Activists Marshall Kirk and Hunter Madsen noted in their 1990 strategy for the advancement of the LGBT agenda that it was necessary to "muddy the moral waters, that is, to undercut the rationalizations that 'justify' religious bigotry"; to "rais[e] serious theological objections to conservative biblical teachings"; and to "undermine the moral authority of homo-hating churches ... by portraying such institutions as antiquated backwaters, badly out of step with the times."
The late "New Theist" Rev.
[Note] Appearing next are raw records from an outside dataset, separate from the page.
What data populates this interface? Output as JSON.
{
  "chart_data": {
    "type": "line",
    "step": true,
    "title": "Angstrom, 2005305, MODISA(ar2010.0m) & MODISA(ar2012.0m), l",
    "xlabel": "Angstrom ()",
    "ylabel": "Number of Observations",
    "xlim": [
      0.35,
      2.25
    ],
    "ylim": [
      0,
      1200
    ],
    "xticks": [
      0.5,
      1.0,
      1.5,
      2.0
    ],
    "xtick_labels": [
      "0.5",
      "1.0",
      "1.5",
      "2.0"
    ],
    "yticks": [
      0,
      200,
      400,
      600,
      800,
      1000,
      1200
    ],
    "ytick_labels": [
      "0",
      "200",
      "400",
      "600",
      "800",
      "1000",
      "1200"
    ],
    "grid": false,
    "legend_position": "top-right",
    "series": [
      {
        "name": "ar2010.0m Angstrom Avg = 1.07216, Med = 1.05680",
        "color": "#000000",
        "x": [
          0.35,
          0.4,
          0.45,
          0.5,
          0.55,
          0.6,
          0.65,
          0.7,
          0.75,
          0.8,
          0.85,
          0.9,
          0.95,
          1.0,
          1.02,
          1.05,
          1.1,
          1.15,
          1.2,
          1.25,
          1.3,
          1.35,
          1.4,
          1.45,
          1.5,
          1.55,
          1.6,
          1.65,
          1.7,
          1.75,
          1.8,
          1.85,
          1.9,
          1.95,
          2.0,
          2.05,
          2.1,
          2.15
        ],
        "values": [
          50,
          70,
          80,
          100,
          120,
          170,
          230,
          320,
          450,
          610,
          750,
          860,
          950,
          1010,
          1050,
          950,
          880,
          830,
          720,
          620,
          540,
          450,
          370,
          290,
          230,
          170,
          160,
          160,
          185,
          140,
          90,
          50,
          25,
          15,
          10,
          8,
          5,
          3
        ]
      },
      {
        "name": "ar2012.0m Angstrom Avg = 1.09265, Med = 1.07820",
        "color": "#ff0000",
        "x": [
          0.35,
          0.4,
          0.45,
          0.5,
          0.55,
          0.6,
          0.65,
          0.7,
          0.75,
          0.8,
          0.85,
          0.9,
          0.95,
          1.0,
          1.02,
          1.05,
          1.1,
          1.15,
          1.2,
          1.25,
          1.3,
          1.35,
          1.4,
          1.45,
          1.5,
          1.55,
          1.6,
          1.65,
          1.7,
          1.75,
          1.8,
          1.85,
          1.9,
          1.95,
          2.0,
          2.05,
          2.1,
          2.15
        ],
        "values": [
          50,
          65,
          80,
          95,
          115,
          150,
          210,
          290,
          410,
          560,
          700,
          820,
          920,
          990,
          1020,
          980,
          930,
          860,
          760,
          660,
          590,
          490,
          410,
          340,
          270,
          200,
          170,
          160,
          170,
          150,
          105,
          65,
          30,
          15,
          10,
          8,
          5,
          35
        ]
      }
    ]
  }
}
Michael Dowd argued, "Those of us who wish to continue calling ourselves Christian must no longer enslave mind and heart to inert fossils of ancient texts and creeds."
Dowd, regarded by some critics as a neo-pagan, also implored Christians to "unshackle our religious stories and texts, and welcome evolutionary growth within our religious traditions."
CBS News situated Stever's response and ministry within the broader context of the push by some Christian denominations to embrace the LGBT activist agenda and transvestite clergy, noting further that the ELCA ordained its first cross-dressing priest in 2015.
The Church of England, the Episcopal Church, the Presbyterian Church (U.S.A.), and the United Methodist Church are among the denominations that have ostensibly embraced gender ideology and transvestite clergy.
Transgenderism doesn't similarly fly in the Catholic Church, the Church of Jesus Christ of Latter-day Saints, the Southern Baptist Convention, and in other relatively more conservative Christian denominations.
When asked about her message to people who feel "burned" by religion, Stever said, "I'm so sorry that the church missed you. I would say specifically to folks of color, to people living with disabilities, people who are LGBTQ: You are good. Nothing is wrong with you. You are so good. And you don't need the church to tell you that."